Teri Takai, who was chief information officer at the time, wanted WiFi in all of the state’s conference rooms, and Lohrman said he was ready to go to battle to get the project canceled because WiFi was not very secure at the time.
After asking everyone but him to leave the room, “She said to me: ‘Dan, if that’s your answer, you can’t be the CISO in Michigan.”
Takai had visited the state’s automakers, which all had WiFi in their conference rooms. She told him, “They know something you don’t know,” and she gave him a week to figure out how he was going to do it, or he was going to resign.
Besides being shocked at the statement (they’re still friends, he relayed during the CISO Stories podcast), his office called the automakers to figure out how the state was going to undertake the project. Two years later, the state won an award from the National Association for State Chief Information Officers for the project.
“The bigger lesson for me was you can’t just say no — you can’t cancel the project — you gotta get to yes,” he said, adding that he learned that CISOs have to be enablers.
Listen to episode 23 of CISO Stories: “CISO Business Enablement: Getting to ‘Yes’ as a CISO”
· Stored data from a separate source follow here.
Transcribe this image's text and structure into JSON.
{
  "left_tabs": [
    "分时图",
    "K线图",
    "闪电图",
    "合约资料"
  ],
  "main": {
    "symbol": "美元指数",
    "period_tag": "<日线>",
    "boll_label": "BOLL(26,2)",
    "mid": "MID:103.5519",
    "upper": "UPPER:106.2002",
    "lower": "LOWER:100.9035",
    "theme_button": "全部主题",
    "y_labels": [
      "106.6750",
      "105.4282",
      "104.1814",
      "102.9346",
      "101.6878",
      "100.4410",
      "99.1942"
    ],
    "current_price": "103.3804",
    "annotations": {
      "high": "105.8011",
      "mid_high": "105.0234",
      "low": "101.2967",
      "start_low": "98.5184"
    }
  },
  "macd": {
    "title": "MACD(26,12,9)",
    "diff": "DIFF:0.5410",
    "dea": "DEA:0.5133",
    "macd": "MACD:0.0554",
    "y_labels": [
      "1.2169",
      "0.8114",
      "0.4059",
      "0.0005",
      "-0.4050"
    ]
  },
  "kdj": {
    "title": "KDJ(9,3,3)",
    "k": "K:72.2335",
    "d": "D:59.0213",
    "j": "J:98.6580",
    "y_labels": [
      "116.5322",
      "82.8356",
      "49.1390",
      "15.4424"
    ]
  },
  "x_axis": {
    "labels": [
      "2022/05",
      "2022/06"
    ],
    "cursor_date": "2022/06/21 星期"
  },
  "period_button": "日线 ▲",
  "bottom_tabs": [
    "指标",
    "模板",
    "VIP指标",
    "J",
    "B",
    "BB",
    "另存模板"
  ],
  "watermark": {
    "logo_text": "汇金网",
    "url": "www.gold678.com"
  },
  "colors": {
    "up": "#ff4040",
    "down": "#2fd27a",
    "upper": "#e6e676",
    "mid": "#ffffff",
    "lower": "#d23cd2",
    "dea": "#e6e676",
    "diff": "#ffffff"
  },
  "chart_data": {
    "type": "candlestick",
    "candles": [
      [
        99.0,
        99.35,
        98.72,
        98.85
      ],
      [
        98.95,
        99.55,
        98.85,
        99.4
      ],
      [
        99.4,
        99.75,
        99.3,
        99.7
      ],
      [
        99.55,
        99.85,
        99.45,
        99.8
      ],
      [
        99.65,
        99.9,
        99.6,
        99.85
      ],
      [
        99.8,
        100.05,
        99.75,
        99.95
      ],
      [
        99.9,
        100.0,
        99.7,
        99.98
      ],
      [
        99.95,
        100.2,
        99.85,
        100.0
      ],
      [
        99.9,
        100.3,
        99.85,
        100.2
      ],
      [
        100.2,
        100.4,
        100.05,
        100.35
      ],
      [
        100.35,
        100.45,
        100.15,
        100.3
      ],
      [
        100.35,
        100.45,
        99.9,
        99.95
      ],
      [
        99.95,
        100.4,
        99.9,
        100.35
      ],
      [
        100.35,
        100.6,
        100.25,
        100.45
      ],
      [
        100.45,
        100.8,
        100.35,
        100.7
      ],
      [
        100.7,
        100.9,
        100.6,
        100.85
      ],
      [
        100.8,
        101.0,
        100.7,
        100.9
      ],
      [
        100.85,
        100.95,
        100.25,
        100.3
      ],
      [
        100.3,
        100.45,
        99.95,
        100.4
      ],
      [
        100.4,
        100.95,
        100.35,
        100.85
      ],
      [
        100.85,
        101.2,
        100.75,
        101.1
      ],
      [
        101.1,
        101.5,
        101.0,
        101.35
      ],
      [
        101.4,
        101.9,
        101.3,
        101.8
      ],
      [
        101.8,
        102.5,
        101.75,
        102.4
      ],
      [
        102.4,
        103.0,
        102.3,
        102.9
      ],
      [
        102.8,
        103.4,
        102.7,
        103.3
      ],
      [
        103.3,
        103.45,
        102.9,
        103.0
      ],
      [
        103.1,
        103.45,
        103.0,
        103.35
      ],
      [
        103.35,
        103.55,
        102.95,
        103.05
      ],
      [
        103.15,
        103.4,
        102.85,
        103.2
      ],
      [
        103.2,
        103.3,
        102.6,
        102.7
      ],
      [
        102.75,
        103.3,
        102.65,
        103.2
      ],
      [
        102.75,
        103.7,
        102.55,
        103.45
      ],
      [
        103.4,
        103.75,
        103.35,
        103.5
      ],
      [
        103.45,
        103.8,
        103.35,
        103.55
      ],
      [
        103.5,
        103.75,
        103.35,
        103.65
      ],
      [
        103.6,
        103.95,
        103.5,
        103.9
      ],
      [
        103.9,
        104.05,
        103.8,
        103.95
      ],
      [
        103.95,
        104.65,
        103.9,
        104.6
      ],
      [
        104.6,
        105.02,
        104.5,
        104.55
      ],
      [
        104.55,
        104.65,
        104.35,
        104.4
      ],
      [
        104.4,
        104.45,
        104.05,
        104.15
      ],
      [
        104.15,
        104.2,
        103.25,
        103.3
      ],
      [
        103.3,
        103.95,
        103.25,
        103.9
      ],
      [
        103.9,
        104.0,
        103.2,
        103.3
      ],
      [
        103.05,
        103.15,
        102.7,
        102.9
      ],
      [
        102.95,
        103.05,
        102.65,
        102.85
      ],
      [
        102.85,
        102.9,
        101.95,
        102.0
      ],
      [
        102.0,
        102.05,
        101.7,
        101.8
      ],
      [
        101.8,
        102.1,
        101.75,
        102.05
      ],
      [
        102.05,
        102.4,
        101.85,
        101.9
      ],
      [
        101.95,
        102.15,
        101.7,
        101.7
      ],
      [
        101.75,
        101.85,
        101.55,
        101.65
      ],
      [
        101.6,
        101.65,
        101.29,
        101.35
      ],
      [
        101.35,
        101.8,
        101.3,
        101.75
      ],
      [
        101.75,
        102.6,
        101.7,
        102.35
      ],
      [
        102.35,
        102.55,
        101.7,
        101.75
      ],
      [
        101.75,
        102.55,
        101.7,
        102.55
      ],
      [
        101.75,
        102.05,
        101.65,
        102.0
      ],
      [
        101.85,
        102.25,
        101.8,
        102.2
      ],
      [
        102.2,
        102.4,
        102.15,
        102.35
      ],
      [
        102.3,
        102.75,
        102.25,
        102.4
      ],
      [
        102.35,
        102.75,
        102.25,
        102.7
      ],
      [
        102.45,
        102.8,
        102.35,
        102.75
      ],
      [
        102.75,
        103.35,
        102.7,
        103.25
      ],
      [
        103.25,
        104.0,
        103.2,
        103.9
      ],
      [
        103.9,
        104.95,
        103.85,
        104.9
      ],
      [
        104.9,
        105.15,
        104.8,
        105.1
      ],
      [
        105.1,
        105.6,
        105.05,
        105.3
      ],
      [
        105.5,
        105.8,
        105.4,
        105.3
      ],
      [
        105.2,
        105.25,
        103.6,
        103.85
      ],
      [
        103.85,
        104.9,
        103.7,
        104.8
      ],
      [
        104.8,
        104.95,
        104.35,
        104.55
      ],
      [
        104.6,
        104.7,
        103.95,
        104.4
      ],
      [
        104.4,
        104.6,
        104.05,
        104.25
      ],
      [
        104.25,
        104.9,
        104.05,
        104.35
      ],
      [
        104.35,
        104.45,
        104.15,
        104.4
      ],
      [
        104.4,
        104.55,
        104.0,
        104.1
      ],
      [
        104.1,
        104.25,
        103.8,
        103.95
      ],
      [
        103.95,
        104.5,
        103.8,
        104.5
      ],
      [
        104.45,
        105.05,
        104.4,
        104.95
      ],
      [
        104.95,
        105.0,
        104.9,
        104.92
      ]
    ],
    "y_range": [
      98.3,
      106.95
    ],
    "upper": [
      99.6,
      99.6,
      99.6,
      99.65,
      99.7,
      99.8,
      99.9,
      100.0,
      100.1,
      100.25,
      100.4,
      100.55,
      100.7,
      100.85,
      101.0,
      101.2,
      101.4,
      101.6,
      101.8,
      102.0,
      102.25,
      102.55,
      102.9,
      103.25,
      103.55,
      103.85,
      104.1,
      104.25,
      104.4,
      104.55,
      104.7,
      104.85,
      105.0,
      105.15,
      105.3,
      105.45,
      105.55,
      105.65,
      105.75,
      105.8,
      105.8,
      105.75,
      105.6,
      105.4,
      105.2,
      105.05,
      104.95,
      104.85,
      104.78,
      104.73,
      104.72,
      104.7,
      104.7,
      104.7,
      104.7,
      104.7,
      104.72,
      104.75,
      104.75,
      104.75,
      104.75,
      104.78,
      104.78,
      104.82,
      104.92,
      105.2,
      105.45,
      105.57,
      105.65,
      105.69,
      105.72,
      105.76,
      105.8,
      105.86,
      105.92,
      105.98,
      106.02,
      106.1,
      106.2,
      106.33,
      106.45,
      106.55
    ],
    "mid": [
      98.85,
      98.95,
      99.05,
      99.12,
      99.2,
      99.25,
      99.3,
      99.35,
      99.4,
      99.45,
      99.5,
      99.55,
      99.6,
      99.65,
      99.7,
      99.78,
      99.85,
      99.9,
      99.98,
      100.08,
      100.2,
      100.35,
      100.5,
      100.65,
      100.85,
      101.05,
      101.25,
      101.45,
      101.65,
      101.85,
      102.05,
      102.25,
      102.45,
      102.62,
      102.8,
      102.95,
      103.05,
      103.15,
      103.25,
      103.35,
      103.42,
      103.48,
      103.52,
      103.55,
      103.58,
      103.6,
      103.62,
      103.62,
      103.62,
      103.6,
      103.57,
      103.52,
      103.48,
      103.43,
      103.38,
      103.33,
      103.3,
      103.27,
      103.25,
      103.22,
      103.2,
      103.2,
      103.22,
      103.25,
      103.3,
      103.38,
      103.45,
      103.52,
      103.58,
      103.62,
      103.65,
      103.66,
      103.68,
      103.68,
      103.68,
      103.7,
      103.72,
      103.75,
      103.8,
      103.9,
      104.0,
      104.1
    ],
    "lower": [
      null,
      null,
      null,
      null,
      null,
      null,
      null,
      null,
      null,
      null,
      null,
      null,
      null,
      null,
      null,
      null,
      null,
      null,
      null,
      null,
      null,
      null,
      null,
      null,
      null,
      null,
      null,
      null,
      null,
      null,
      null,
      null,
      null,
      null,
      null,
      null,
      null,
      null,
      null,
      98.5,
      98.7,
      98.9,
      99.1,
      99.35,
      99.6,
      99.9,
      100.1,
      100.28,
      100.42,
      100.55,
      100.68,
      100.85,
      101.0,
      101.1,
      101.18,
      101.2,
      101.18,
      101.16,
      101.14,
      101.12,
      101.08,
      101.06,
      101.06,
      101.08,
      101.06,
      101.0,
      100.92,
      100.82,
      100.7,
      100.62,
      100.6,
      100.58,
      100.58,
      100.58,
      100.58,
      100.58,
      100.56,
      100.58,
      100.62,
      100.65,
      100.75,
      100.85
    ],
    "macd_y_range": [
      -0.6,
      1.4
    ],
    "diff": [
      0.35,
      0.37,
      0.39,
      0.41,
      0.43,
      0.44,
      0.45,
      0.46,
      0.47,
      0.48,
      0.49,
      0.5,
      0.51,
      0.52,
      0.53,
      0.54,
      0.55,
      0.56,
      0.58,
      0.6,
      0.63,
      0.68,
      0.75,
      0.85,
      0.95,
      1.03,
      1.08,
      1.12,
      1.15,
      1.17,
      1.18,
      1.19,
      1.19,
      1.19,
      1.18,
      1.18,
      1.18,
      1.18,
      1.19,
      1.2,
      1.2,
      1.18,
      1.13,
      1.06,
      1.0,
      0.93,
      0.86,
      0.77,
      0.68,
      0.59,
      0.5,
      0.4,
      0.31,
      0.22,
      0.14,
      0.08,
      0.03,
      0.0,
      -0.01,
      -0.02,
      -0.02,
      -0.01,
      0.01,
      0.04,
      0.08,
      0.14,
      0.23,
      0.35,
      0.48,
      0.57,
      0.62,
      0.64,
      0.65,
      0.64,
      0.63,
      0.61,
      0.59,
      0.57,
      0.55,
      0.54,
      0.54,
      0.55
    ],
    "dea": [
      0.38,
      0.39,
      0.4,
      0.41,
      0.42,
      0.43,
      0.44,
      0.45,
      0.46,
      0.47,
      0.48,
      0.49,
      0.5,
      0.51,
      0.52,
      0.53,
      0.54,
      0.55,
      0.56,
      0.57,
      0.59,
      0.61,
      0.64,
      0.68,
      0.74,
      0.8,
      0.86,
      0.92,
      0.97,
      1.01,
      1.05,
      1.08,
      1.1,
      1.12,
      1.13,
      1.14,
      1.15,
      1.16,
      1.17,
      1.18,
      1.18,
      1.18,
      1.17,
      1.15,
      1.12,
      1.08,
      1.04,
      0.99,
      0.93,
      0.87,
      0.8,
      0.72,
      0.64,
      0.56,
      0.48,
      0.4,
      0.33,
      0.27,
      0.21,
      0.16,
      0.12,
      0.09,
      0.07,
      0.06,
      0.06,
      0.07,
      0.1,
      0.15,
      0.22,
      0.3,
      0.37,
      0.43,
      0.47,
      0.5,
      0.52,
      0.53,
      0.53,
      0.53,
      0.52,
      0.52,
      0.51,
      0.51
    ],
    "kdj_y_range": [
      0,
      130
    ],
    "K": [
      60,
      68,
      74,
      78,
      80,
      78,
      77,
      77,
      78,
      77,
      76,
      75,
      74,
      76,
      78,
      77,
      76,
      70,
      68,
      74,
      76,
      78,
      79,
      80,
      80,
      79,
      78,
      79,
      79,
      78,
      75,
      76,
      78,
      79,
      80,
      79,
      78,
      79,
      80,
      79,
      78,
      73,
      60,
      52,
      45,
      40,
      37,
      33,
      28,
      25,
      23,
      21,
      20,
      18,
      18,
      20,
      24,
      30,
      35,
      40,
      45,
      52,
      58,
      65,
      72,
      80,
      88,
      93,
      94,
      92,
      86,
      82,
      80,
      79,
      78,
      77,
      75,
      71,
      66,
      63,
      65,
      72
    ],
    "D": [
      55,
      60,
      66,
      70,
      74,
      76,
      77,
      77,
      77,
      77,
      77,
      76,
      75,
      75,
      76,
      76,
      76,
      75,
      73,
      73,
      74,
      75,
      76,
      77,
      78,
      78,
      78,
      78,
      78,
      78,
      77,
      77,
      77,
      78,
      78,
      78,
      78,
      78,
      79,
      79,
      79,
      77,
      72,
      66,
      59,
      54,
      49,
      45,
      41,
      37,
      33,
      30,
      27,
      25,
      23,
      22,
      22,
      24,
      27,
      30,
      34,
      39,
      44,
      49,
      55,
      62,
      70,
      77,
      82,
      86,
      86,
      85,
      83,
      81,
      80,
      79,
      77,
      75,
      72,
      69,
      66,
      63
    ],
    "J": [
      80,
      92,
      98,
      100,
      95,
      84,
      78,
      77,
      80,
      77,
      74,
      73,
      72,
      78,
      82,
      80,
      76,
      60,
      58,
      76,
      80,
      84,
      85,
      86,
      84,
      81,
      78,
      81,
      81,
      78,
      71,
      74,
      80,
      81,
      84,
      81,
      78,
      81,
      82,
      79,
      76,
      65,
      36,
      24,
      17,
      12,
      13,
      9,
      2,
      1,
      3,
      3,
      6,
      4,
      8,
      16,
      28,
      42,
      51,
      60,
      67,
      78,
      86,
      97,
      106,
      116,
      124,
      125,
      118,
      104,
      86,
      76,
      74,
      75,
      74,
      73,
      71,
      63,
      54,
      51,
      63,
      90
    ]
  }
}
As a top Michigan government technology executive for 17 years, Lorhmann was national CSO of the Year, Public Official of the Year and a Computerworld Premier 100 IT Leader. He is currently CSO & chief strategist at Security Mentor, where he advises global and local corporations and governments on cybersecurity and technology infrastructure strategies and security culture change. He has been a keynote speaker at security conferences from South Africa to Europe and Washington, D.C. to Moscow.